For today's entry, I think I'll take what I talked about last night and show how I am applying it in M.A/C.C. So, in short, this is another blog about the Player Characters and how they progress through the game. It may end up not being a particularly long entry, but it should give a bit more insight into the game itself as well as what I was speaking about in yesterday's post.
Power Progression Structure
For the power progression in the game I opted to go with a point buy system, while the structure for the point buy is different from GURPS and Champions, and what you can buy isn't quite as in depth (the idea, at least starting off is to not have crazy powers flying around) but the basic idea behind it is essentially the same. There aren't levels, nor do you unlock access to new abilities by crossing a threshold of experience gained or spent, everything that is in the game is open to you right from the beginning. Along with all the strengths and weaknesses that system brings with it.
Essentially, at character creation you receive a number of points to buy your core stats with. After which, you are given another allotment of points to buy skills, perks (read: advantages), and restrictions (read: disadvantages). Finally, you are given a final allotment of points for buying your gear, basically your gadgets, gizmos, armor, and weaponry.
In this, character creation follows the structure of a lot of 'Mixed' player progression systems, though I still stand by the lack of any levels, and the fact that you can start a new character off as a complete combat monster (literally as good mechanically at it as you can be in the system, right from the beginning), or a monster in any other aspect that you want.
Actual progression with experience is currently a bit closer to a level progression system. It is rare that you see Batman, Green Arrow, or any of the other types this game is trying to emulate actually improve mid-story in the way that characters tend to during the course of a game. So, the idea is to keep XP gains during the story to a minimum (though not 0), while giving a lump sum of it at the conclusion of the story, before the next one begins in what I'm currently calling 'Training Time'. This though, requires a bit of testing, as the idea isn't to stifle the feel of the character's growth, so much as it is to make it feel more like the target genre that the game is going for.
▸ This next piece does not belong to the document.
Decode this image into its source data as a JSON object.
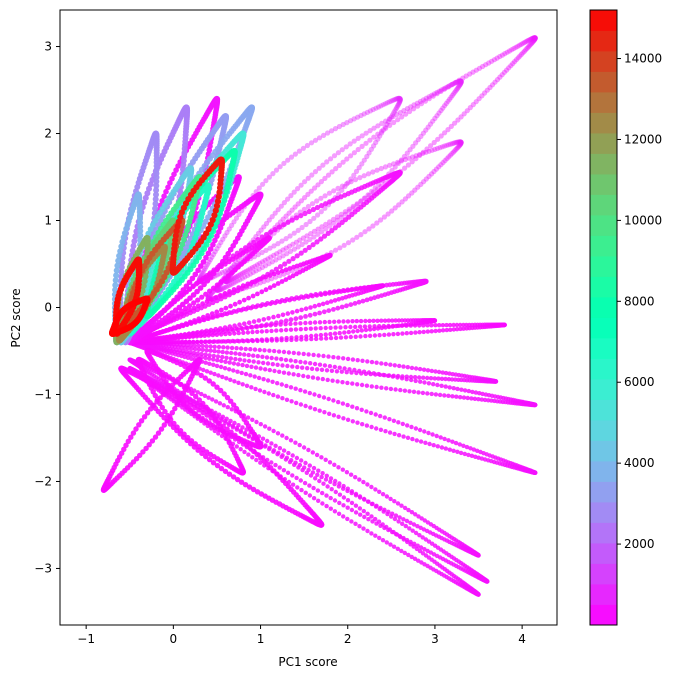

Where a new player will start off power-wise in the world, as I said, is an important decision. For M.A/C.C considering the genre, and the characters we are trying to emulate, I opted for players starting above and beyond the normal person. You start off competent, and the assumption is that PCs are highly competent, and highly talented individuals.
You start off with enough points to be 'above average' in every stat, or you can choose to specialize and be truly capable in that area. As I said above, it is possible to be the best possible mechanical fighter in the game right from the beginning. You have just enough points to pull it off, however, you are going to be incredibly weak in other areas of the game. It is however important that the option is there for the player.
This means GMs may have a bit of trouble balancing things between characters at times, but considering the game is you starting off having just finished 5-10 years of intense training, or already being intensely trained in some other fashion before you return to wage your personal war, it is perfectly within genre to do, and there are more than enough other ways to challenge players in the system that I'm not overly worried about the fact that you can max out one or two areas right from the get go.
Hopefully this shows you a bit more of what I was talking about yesterday via its application in M.A/C.C. Keep those points in mind when making your own game.